Entropy can be understood as the minimum amount of data needed to be
transmitted in order to communicate a piece of information. Concretely,
this is the average number of bits needed to encode a message. For
example, imagine a spaceship sends a status code every minute to
indicate if it has found any alien civilization. The code is any letter
from the English alphabet, with A
meaning “nothing new”, and some other letter describing the alien. For
example F means the alien is friendly,
and B means the alien is blue, etc. For
simplicity assume every code is only 1-letter long. Then we can simply
encode this status code with \log(26)
bits, where A = 0 \dots 0, B = 0\dots 1,
\dots. However, we can be a little clever because we know most of
the time the spaceship won’t be finding new civilizations. In that case,
the satellite can remain silent to indicate “nothing new”; otherwise it
sends the status code with our original encoding ^{1}.
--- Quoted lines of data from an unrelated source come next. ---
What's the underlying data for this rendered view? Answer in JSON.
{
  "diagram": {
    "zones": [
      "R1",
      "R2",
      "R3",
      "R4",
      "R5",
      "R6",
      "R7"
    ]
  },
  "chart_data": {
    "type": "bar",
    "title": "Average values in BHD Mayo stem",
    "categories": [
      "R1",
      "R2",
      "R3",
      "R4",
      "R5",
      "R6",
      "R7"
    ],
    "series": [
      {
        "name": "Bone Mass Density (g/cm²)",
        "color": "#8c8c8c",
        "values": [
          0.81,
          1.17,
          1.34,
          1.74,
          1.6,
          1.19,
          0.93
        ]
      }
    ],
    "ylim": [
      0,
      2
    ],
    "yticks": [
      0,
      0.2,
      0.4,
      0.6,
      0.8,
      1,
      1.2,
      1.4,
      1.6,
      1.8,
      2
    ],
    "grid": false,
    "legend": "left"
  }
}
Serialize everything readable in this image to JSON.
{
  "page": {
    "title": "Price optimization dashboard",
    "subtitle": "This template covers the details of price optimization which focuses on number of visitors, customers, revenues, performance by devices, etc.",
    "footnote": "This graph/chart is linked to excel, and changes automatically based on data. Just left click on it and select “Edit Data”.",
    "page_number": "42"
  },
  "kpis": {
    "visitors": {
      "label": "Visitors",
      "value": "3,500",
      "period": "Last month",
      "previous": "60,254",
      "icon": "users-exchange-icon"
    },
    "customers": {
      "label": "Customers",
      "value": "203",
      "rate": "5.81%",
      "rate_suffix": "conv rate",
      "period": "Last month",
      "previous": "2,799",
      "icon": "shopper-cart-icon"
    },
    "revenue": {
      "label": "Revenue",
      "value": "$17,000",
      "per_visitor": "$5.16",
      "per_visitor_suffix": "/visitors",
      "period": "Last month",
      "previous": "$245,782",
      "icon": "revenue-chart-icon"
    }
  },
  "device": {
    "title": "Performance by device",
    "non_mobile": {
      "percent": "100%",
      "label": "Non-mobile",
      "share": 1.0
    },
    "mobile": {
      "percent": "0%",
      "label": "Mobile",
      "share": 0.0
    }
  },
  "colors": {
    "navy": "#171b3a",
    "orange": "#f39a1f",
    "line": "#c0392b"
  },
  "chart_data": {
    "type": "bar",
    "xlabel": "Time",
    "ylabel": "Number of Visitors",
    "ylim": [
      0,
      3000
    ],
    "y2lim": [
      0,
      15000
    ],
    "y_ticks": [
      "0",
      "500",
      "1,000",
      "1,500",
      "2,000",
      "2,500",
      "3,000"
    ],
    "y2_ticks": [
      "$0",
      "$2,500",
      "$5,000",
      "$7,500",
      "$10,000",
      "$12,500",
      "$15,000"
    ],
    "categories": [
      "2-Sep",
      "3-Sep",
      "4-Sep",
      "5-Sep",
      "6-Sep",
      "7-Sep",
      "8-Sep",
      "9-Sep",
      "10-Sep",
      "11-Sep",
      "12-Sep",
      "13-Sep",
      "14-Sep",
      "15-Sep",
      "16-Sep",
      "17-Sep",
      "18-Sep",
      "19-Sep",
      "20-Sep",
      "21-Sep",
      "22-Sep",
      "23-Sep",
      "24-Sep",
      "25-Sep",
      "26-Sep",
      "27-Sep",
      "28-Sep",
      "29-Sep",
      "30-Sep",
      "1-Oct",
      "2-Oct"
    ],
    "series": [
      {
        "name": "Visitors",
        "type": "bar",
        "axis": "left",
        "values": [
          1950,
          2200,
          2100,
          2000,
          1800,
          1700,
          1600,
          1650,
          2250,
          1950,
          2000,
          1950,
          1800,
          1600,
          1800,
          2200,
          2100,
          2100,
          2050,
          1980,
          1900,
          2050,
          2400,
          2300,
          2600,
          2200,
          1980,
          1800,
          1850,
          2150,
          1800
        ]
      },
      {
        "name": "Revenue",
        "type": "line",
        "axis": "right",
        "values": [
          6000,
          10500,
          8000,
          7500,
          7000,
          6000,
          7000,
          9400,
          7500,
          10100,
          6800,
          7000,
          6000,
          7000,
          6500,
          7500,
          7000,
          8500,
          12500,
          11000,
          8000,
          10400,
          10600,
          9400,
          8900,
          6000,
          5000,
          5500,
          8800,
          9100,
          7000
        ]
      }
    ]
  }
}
Then we only need to send on average little more than 0 bit per
minute. In general, we can save some bits if we know certain messages
occur with high/low probability. In other words, the minimum commucation
cost depends on the probability distribution of the data. Entropy
precisely formalizes this intuition. Formally, if X is a random variable with outcomes x_1, \dots, x_N each of probabilities p_1, \dots, p_N, then its
**entropy** is defined as:

`H(X) = \sum_i p_i \log \frac{1}{p_i}`

This matches our intuition: when X is uniform and |X| = N, H(X)=N(1/N \log N)=\log N; when X is almost always a certain message, say A, then H(X)= p_A \log \frac{1}{p_A} + \sum_{i \not = A} p_i \log \frac{1}{p_i} = 0.99999 \log \frac{1}{0.99999} + \delta \approx 0. For a more general case, suppose message A occurs half of the time, B one quarter of the time, C one eighth and so on. Then we can use one bit 1 to indiate that A occurs; otherwise we first send one bit 0 to indicate it’s not A, then send one bit 1 if B occurs and 0 otherwise, and so on. On average we need p_A \times 1 + p_B \times 2 + \dots = p_A \times \log(\frac{1}{p_A}) + p_B \times \log(\frac{1}{p_B}) + \dots = H(X) bits.